The Wellses were expecting Corinne on the twelve o’clock train. The cab dropped her off with only a few minutes to spare, and she ran through the station with her suitcase banging against her thighs. A few people gave her strange glances when she ran to the arrival platform. The train hadn’t come yet, and she could see her parents at the opposite end of the platform. She cursed and stepped behind a potted plant. When the train pulled in, she waited until the rush of people disembarking had flooded the station; then she wended her way through the crowd and tapped her father on the shoulder.

“Corinne!” he said. “You always sneak up on us.”

“Very light feet,” she said. “Those dancing lessons at school have their practical applications.”

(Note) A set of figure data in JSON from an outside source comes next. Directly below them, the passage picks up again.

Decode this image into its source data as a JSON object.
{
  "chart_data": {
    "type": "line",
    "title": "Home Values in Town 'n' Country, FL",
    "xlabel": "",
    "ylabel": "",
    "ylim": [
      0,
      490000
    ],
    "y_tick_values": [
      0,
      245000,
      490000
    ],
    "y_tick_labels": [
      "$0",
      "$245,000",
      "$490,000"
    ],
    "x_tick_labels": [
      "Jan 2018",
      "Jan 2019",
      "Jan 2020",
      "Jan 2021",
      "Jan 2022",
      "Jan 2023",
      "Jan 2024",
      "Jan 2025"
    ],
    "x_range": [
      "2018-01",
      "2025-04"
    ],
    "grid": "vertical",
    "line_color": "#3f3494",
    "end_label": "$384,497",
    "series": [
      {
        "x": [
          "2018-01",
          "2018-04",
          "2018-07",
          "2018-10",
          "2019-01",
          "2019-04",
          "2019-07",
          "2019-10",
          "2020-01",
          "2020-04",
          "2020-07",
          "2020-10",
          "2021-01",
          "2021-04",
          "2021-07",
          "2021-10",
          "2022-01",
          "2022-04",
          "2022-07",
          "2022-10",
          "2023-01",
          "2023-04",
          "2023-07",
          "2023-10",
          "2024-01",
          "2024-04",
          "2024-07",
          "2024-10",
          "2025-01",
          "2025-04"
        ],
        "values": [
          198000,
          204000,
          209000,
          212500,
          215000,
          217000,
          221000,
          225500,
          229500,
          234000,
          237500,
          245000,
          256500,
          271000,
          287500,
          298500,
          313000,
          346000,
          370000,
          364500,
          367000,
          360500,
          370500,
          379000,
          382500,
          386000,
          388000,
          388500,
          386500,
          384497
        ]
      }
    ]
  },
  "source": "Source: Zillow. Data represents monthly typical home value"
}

She dearly hoped her parents would never call on her to display her so-called skills, which the headmistress of Billings detailed in quarterly letters to the Wellses. Corinne embraced them each in turn. Her mother asked about the Latin competition, and Corinne gave purposely vague answers to all her questions, until finally her mother gave up and started telling her excitedly about some fete that had gone better than anyone expected. Corinne tried to listen, but she couldn’t stop thinking about the two men outside the club, why they looked so familiar, and Ada’s insistence that the Hemopath Protection Agency wouldn’t trust the bulls to deal with the Cast Iron. The HPA had been formed by special appointment from the mayor less than a week after hemopathy had been declared illegal. Supposedly the agency’s purpose was to ease the integration of hemopaths into society through mandatory registration, but in the past six months, it had become obvious that the HPA was more interested in sweeping hemopaths off the streets for any imagined offense than in helping them integrate into society. Corinne had never come face-to-face with any agents, but if tales were true, they were ruthlessly efficient and handpicked for their heightened resistance to hemopathy.